Opening Cans of Worms
Most scholars and archivists interested in the history of American photography and the nature and value of photographs as historical evidence are familiar with the varied essays on these subjects by Alan Trachtenberg. In Trachtenberg’s new book, Lincoln’s Smile and Other Enigmas (New York: Hill and Wang, 2007), he has conveniently assembled some of his most interesting analyses about photography, as well as some other of his literary excursions into the American past, previously published since the late 1960s.
Trachtenberg presents the book’s main theme as being concerned with the “verbal or visual artifacts that express the mingling of individual and collective consciousness at particular moments of U.S. history” (p. xii). In Lincoln’s Smile and Other Enigmas there are essays on Walt Whitman, Horatio Alger, Mark Twain, Stephen Crane, Lewis Sullivan, Lewis Mumford, and the Brooklyn Bridge – all reflecting Trachtenberg’s wide-ranging interests in his scholarly endeavors – but those interested in archives will want the book for his discussion about still and moving images.

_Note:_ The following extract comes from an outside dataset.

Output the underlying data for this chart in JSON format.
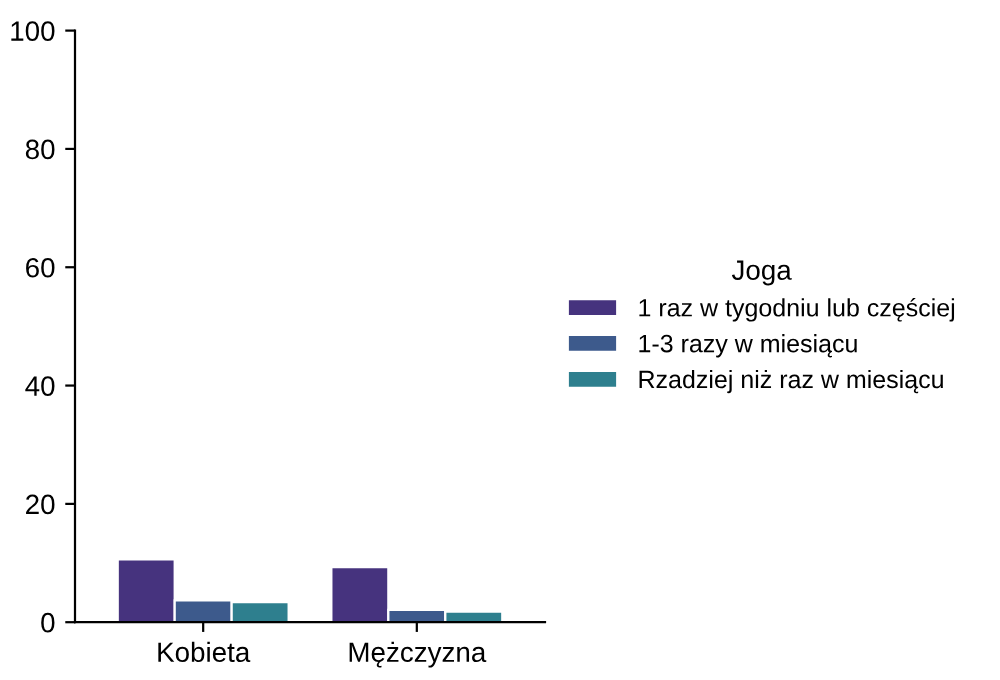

The reader will find essays on the daguerreotype, the relationship of photography and cinematography, Roy Stryker and the Farm Security Administration photographic files, Walker Evans and the South, W. Eugene Smith and Pittsburgh, and the work of Wright Morris. Throughout these essays there are interesting commentaries about the nature of photography. Trachtenberg indicates how the “daguerreotype offers a genuine mediation of a living presence” (p. 11). He sprinkles throughout the essays insights into the challenges of using photographs: “The problem of interpreting photographs is like opening a can of worms. It is hard to get a solid hold on it” (p. 112). In his essay on Stryker, Trachtenberg comments on how an “image is a kind of writing” (p. 266) and how even the filing system developed for the FSA photographs is one of the “cultural artifacts of the New Deal,” as it “represents ideas, a distinct view of society and history and human action” (p. 267). And even in the other essays about literature architecture, Trachtenberg brings the photographic image into the mix; when discussing Stephen Crane, he reflects: “Crane’s eye for detail, his ability to take in a scene and convey its sense, its contours, in a few telling strokes, suggest correspondence between his visual intentions and that of impressionist painters and photographers” (p. 190). In all these essays, Trachtenberg examines photographic images as something fixed or permanent, but as documents that are fluid, changing as we look at them in different times and places or with different purposes in mind.
Every page is like a location on a map guiding us into rethinking the American past, including some assessment that provokes a revisiting of a particular American artifact or icon. This is a worthwhile journey to embark on by anyone interested in the past and the evidence it leaves behind.